Low-dose treatment with plerixafor, a CXC chemokine receptor 4 antagonist, was well tolerated and markedly improved severe presentations of warts, hypogammaglobulinemia, infections, and myelokathexis (WHIM) syndrome in three patients who could not receive granulocyte colony-stimulating factor therapy, investigators reported.
“Myelofibrosis, panleukopenia, anemia, and thrombocytopenia were ameliorated, the wart burden and frequency of infection declined, human papillomavirus–associated oropharyngeal squamous-cell carcinoma stabilized, and quality of life improved markedly,” David H. McDermott, MD, of the National Institute of Allergy and Infectious Diseases and his colleagues wrote in the.
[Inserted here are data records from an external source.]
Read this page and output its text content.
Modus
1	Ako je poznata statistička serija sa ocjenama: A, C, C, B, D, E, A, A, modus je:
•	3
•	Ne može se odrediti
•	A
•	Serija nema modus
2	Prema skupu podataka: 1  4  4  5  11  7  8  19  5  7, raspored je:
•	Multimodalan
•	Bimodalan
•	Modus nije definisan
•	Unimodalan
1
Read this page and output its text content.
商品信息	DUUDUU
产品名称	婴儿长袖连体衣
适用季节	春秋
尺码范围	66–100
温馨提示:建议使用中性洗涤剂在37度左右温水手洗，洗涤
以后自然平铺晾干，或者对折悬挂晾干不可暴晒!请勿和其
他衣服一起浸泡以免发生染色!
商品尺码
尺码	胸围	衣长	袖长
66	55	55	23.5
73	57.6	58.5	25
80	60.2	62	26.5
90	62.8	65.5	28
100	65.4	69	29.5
WHIM syndrome is a primary immunodeficiency disorder characterized by panleukopenia and caused by autosomal dominant gain-of-function mutations in CXC chemokine receptor 4 (CXCR4). Granulocyte colony-stimulating factor (G-CSF) therapy improves neutropenia in these patients, but not other cytopenias.
Previously, the investigators treated three WHIM syndrome patients with plerixafor (Mozobil), which was well tolerated and led to sustained increases in circulating neutrophils, lymphocytes, and monocytes. The current report is of three patients with advanced WHIM syndrome who received open-label plerixafor because they were ineligible for a randomized trial of this drug.
After treatment initiation, infection frequency dropped by 85% in one patient and declined markedly in all three patients. Lymphocyte counts improved the most in two patients while neutrophils were most responsive in the third patient. Warts partially resolved in two patients, of which one patient also experienced partial resolution of head and neck squamous cell carcinoma. This patient later died of a multidrug-resistant Pseudomonas aeruginosa infection after undergoing a 9-hour surgery.
In the third patient, plerixafor therapy led to clearance of TSPyV and 17 human papillomavirus (HPV) infections, with consequent resolution of chronic, progressive, multifocal eczematoid and follicular lesions, the researchers reported. The study dose was relatively low – about 10% of the stem-cell mobilization dose – and did not cause bone pain or other treatment-emergent adverse events, despite the relatively long treatment course (19-52 months).
A separate, phase 3 trial () has enrolled 19 patients. Primary results are expected in 2020.
The National Institutes of Health funded the work. Dr. McDermott reported a pending patent to reduce CXCR4 expression and/or function to enhance engraftment of hematopoietic stem cells.